Americans have no idea how unsafe their food is. Nicols Fox is out to change that with her book "Spoiled: The Dangerous Truth about a Food Chain Gone Haywire." She tells Steve Paulson that E Coli 0157H7 is not the ubiquitous bug of the past; that many food industry practices favor profits over public health; and that food poisoning outbreaks happen all the time and are often deadly.SEGMENT 2:
Sandra Steingraber is a cancer survivor and the author of "Living Downstream: An Ecologist Looks at Cancer and the Environment." She tells Jim Fleming how toxins make their way into groundwater, and directly into the bloodstream from environmental pollutants; about the links to human disease; and the availability of non-toxic alternatives.

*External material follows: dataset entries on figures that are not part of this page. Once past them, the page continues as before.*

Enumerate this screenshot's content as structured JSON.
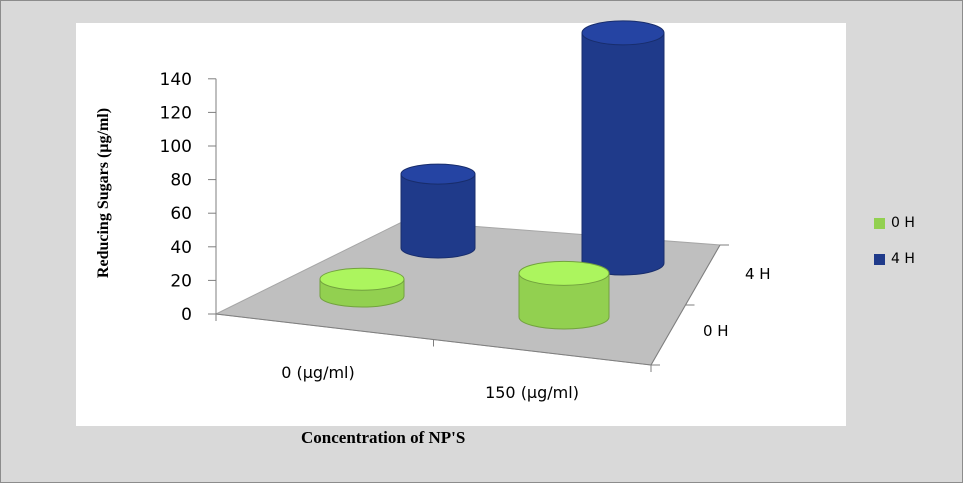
{
  "chart_data": {
    "type": "bar",
    "style": "3d-cylinder",
    "categories": [
      "0 (µg/ml)",
      "150 (µg/ml)"
    ],
    "series": [
      {
        "name": "0 H",
        "color": "#92d050",
        "values": [
          10,
          26
        ]
      },
      {
        "name": "4 H",
        "color": "#1f3a8a",
        "values": [
          44,
          137
        ]
      }
    ],
    "xlabel": "Concentration of NP'S",
    "ylabel": "Reducing Sugars (µg/ml)",
    "ylim": [
      0,
      140
    ],
    "yticks": [
      0,
      20,
      40,
      60,
      80,
      100,
      120,
      140
    ],
    "depth_labels": [
      "0 H",
      "4 H"
    ],
    "legend_position": "right",
    "grid": false
  }
}
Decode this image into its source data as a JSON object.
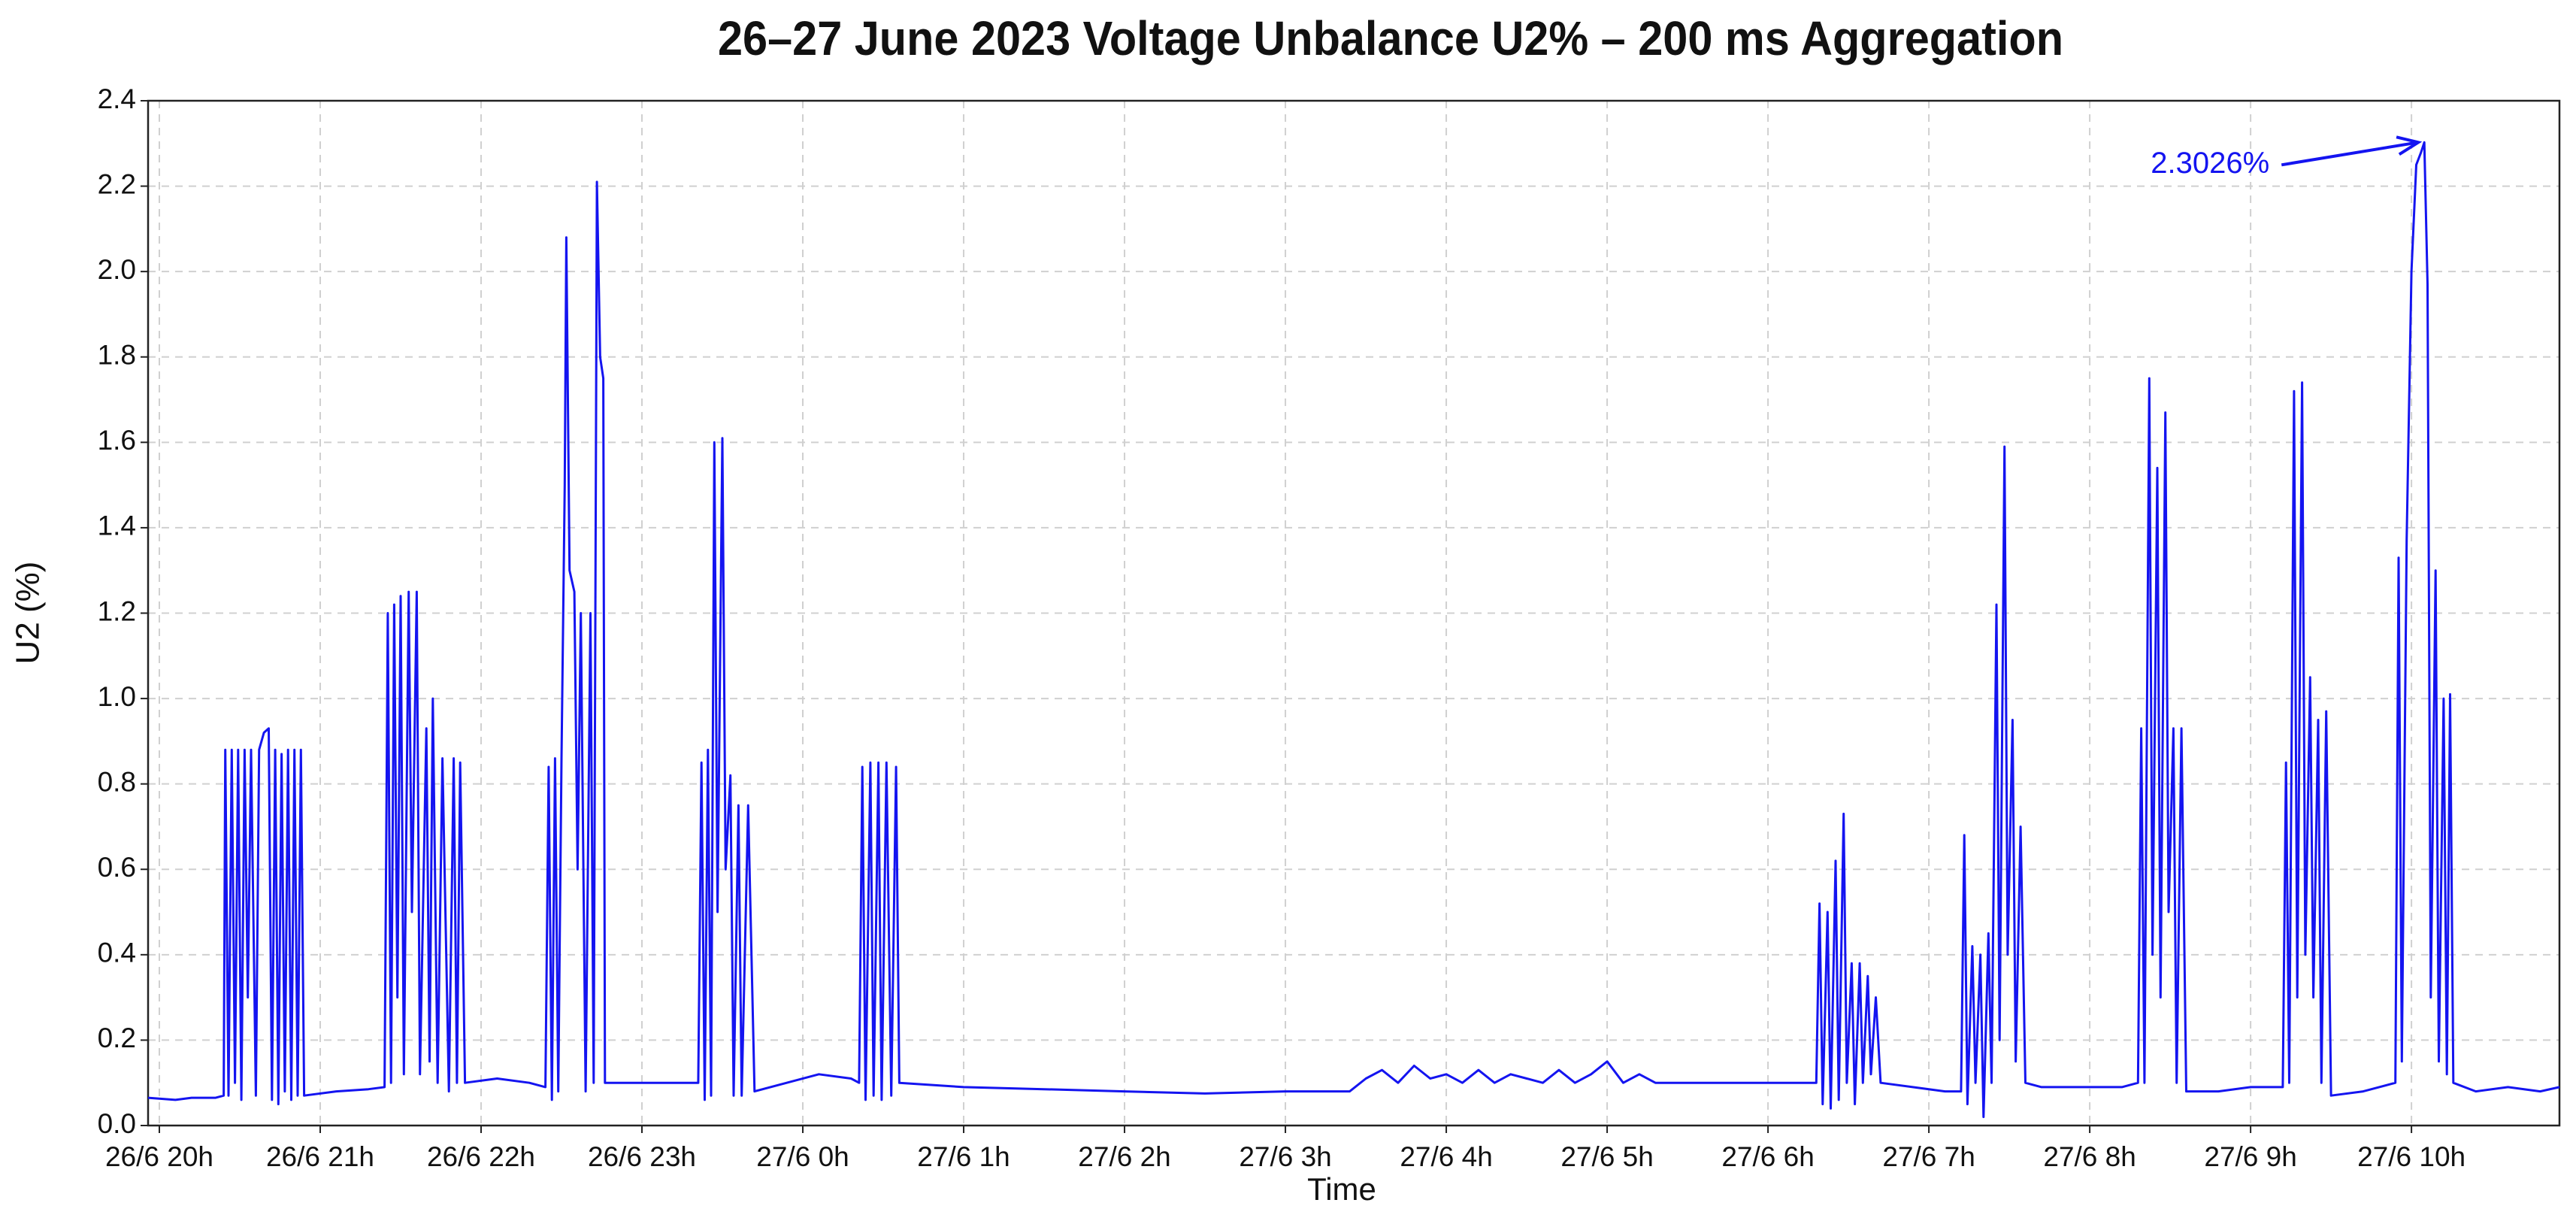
{
  "chart_data": {
    "type": "line",
    "title": "26–27 June 2023 Voltage Unbalance U2% – 200 ms Aggregation",
    "x_label": "Time",
    "y_label": "U2 (%)",
    "xlim": [
      19.93,
      34.92
    ],
    "xticks": [
      {
        "value": 20,
        "label": "26/6 20h"
      },
      {
        "value": 21,
        "label": "26/6 21h"
      },
      {
        "value": 22,
        "label": "26/6 22h"
      },
      {
        "value": 23,
        "label": "26/6 23h"
      },
      {
        "value": 24,
        "label": "27/6 0h"
      },
      {
        "value": 25,
        "label": "27/6 1h"
      },
      {
        "value": 26,
        "label": "27/6 2h"
      },
      {
        "value": 27,
        "label": "27/6 3h"
      },
      {
        "value": 28,
        "label": "27/6 4h"
      },
      {
        "value": 29,
        "label": "27/6 5h"
      },
      {
        "value": 30,
        "label": "27/6 6h"
      },
      {
        "value": 31,
        "label": "27/6 7h"
      },
      {
        "value": 32,
        "label": "27/6 8h"
      },
      {
        "value": 33,
        "label": "27/6 9h"
      },
      {
        "value": 34,
        "label": "27/6 10h"
      }
    ],
    "ylim": [
      0,
      2.4
    ],
    "yticks": [
      {
        "value": 0,
        "label": "0.0"
      },
      0.2,
      0.4,
      0.6,
      0.8,
      {
        "value": 1,
        "label": "1.0"
      },
      1.2,
      1.4,
      1.6,
      1.8,
      {
        "value": 2,
        "label": "2.0"
      },
      2.2,
      2.4
    ],
    "grid": true,
    "annotation": {
      "text": "2.3026%",
      "x": 34.08,
      "y": 2.3026
    },
    "x": [
      19.93,
      20.1,
      20.2,
      20.35,
      20.4,
      20.41,
      20.43,
      20.45,
      20.47,
      20.49,
      20.51,
      20.53,
      20.55,
      20.57,
      20.6,
      20.62,
      20.65,
      20.68,
      20.7,
      20.72,
      20.74,
      20.76,
      20.78,
      20.8,
      20.82,
      20.84,
      20.86,
      20.88,
      20.9,
      21.1,
      21.3,
      21.4,
      21.42,
      21.44,
      21.46,
      21.48,
      21.5,
      21.52,
      21.55,
      21.57,
      21.6,
      21.62,
      21.66,
      21.68,
      21.7,
      21.73,
      21.76,
      21.8,
      21.83,
      21.85,
      21.87,
      21.9,
      22.1,
      22.3,
      22.4,
      22.42,
      22.44,
      22.46,
      22.48,
      22.5,
      22.52,
      22.53,
      22.55,
      22.58,
      22.6,
      22.62,
      22.65,
      22.68,
      22.7,
      22.72,
      22.74,
      22.76,
      22.77,
      22.8,
      23.0,
      23.2,
      23.35,
      23.37,
      23.39,
      23.41,
      23.43,
      23.45,
      23.47,
      23.5,
      23.52,
      23.55,
      23.57,
      23.6,
      23.62,
      23.66,
      23.7,
      23.9,
      24.1,
      24.3,
      24.35,
      24.37,
      24.39,
      24.42,
      24.44,
      24.47,
      24.49,
      24.52,
      24.55,
      24.58,
      24.6,
      25.0,
      25.5,
      26.0,
      26.5,
      27.0,
      27.4,
      27.5,
      27.6,
      27.7,
      27.8,
      27.9,
      28.0,
      28.1,
      28.2,
      28.3,
      28.4,
      28.5,
      28.6,
      28.7,
      28.8,
      28.9,
      29.0,
      29.1,
      29.2,
      29.3,
      29.5,
      29.8,
      30.0,
      30.2,
      30.3,
      30.32,
      30.34,
      30.37,
      30.39,
      30.42,
      30.44,
      30.47,
      30.49,
      30.52,
      30.54,
      30.57,
      30.59,
      30.62,
      30.64,
      30.67,
      30.7,
      30.9,
      31.1,
      31.2,
      31.22,
      31.24,
      31.27,
      31.29,
      31.32,
      31.34,
      31.37,
      31.39,
      31.42,
      31.44,
      31.47,
      31.49,
      31.52,
      31.54,
      31.57,
      31.6,
      31.7,
      32.0,
      32.2,
      32.3,
      32.32,
      32.34,
      32.37,
      32.39,
      32.42,
      32.44,
      32.47,
      32.49,
      32.52,
      32.54,
      32.57,
      32.6,
      32.8,
      33.0,
      33.2,
      33.22,
      33.24,
      33.27,
      33.29,
      33.32,
      33.34,
      33.37,
      33.39,
      33.42,
      33.44,
      33.47,
      33.5,
      33.7,
      33.9,
      33.92,
      33.94,
      33.97,
      34.0,
      34.03,
      34.06,
      34.08,
      34.1,
      34.12,
      34.15,
      34.17,
      34.2,
      34.22,
      34.24,
      34.26,
      34.4,
      34.6,
      34.8,
      34.92
    ],
    "series": [
      {
        "name": "U2",
        "color": "#1414f0",
        "values": [
          0.065,
          0.06,
          0.065,
          0.065,
          0.07,
          0.88,
          0.07,
          0.88,
          0.1,
          0.88,
          0.06,
          0.88,
          0.3,
          0.88,
          0.07,
          0.88,
          0.92,
          0.93,
          0.06,
          0.88,
          0.05,
          0.87,
          0.08,
          0.88,
          0.06,
          0.88,
          0.07,
          0.88,
          0.07,
          0.08,
          0.085,
          0.09,
          1.2,
          0.1,
          1.22,
          0.3,
          1.24,
          0.12,
          1.25,
          0.5,
          1.25,
          0.12,
          0.93,
          0.15,
          1.0,
          0.1,
          0.86,
          0.08,
          0.86,
          0.1,
          0.85,
          0.1,
          0.11,
          0.1,
          0.09,
          0.84,
          0.06,
          0.86,
          0.08,
          0.86,
          1.5,
          2.08,
          1.3,
          1.25,
          0.6,
          1.2,
          0.08,
          1.2,
          0.1,
          2.21,
          1.8,
          1.75,
          0.1,
          0.1,
          0.1,
          0.1,
          0.1,
          0.85,
          0.06,
          0.88,
          0.07,
          1.6,
          0.5,
          1.61,
          0.6,
          0.82,
          0.07,
          0.75,
          0.07,
          0.75,
          0.08,
          0.1,
          0.12,
          0.11,
          0.1,
          0.84,
          0.06,
          0.85,
          0.07,
          0.85,
          0.06,
          0.85,
          0.07,
          0.84,
          0.1,
          0.09,
          0.085,
          0.08,
          0.075,
          0.08,
          0.08,
          0.11,
          0.13,
          0.1,
          0.14,
          0.11,
          0.12,
          0.1,
          0.13,
          0.1,
          0.12,
          0.11,
          0.1,
          0.13,
          0.1,
          0.12,
          0.15,
          0.1,
          0.12,
          0.1,
          0.1,
          0.1,
          0.1,
          0.1,
          0.1,
          0.52,
          0.05,
          0.5,
          0.04,
          0.62,
          0.06,
          0.73,
          0.1,
          0.38,
          0.05,
          0.38,
          0.1,
          0.35,
          0.12,
          0.3,
          0.1,
          0.09,
          0.08,
          0.08,
          0.68,
          0.05,
          0.42,
          0.1,
          0.4,
          0.02,
          0.45,
          0.1,
          1.22,
          0.2,
          1.59,
          0.4,
          0.95,
          0.15,
          0.7,
          0.1,
          0.09,
          0.09,
          0.09,
          0.1,
          0.93,
          0.1,
          1.75,
          0.4,
          1.54,
          0.3,
          1.67,
          0.5,
          0.93,
          0.1,
          0.93,
          0.08,
          0.08,
          0.09,
          0.09,
          0.85,
          0.1,
          1.72,
          0.3,
          1.74,
          0.4,
          1.05,
          0.3,
          0.95,
          0.1,
          0.97,
          0.07,
          0.08,
          0.1,
          1.33,
          0.15,
          1.37,
          2.0,
          2.25,
          2.28,
          2.3026,
          1.97,
          0.3,
          1.3,
          0.15,
          1.0,
          0.12,
          1.01,
          0.1,
          0.08,
          0.09,
          0.08,
          0.09
        ]
      }
    ]
  }
}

Also, Stephen Hall tells Steve Paulson about his work in immunotherapy. Hall thinks vaccines can be used to trigger the immune system to resist some malignancies. Hall writes for the New York Times Magazine and is the author of "A Commotion in the Blood: Life, Death and the Immune System." His article "Vaccinating against Cancer" appeared in the Atlantic Monthly in April, 1997.SEGMENT 3:
Surgeon Sherwin Nuland celebrates the beauty of the living organism in his new book "The Wisdom of the Body." He tells Anne Strainchamps that operating room staff work quietly and with great intensity and that it is ultimately the patient's own body that fights disease. Nuland teaches medical history and bioethics at Yale, and is the author of the best-selling "How We Die."